Bij terreinen met een zorgbestemming is het lastig de grondprijs te bepalen. Niet alleen de ligging van het terrein, maar ook de bebouwing die er op gerealiseerd mag gaan worden is daarvoor bepalend. Voor een optimale opbrengst is een wijziging van de bestemming van ‘zorg’ naar ‘wonen’ noodzakelijk. Dit is een lang en onzeker traject. Het beheersbaar houden van de bijbehorende risico’s vertaalt zich vaak in een lage grondprijs. Het resultaat is een verkoop die voor beide partijen onaantrekkelijk is: een groot risico voor de koper en een lage grondprijs voor de zorginstelling. Een alternatief, dat regelmatig wordt toegepast, is dat de zorginstelling zelf de bestemmingsplanprocedure organiseert; een langdurig en kostbaar traject.
Bestemmingsplan
GGz Breburg besloot het daarom anders aan te pakken.

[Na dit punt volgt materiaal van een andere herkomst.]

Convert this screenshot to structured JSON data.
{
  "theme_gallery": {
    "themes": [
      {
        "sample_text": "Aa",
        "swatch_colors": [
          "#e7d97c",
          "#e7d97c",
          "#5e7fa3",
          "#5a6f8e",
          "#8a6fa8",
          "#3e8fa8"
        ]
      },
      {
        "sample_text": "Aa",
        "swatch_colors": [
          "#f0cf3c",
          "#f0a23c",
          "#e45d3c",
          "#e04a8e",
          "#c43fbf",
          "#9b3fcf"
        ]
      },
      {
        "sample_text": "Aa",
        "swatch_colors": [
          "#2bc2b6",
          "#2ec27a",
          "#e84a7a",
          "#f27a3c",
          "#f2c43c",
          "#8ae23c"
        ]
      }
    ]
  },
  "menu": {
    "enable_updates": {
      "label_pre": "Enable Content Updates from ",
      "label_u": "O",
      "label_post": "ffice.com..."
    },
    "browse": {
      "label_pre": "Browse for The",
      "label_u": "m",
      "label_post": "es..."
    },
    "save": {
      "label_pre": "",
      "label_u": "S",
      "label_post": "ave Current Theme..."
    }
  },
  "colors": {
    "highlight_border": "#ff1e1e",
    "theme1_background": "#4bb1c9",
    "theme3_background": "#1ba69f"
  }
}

Bij de verkoop van het Van Bergenplein is de projectontwikkelaar, De Nederlandse Bouw Unie, na de koop verantwoordelijk voor de ontwikkeling van de gebiedsvisie, het bestemmingsplan, de communicatie met de buurt en de contacten met de gemeente.
Pas nadat het bestemmingsplan is gewijzigd en de VON-prijzen van de woningen bekend zijn, kan de grondprijs worden vastgesteld. Een ongebruikelijke methode, maar wel één die de ontwikkelaar de mogelijkheid biedt invloed uit te oefenen op zowel de snelheid van het proces als op realisatie van de hoogst mogelijke grondwaarde. En dat is zowel in het voordeel van de ontwikkelaar als van GGz Breburg.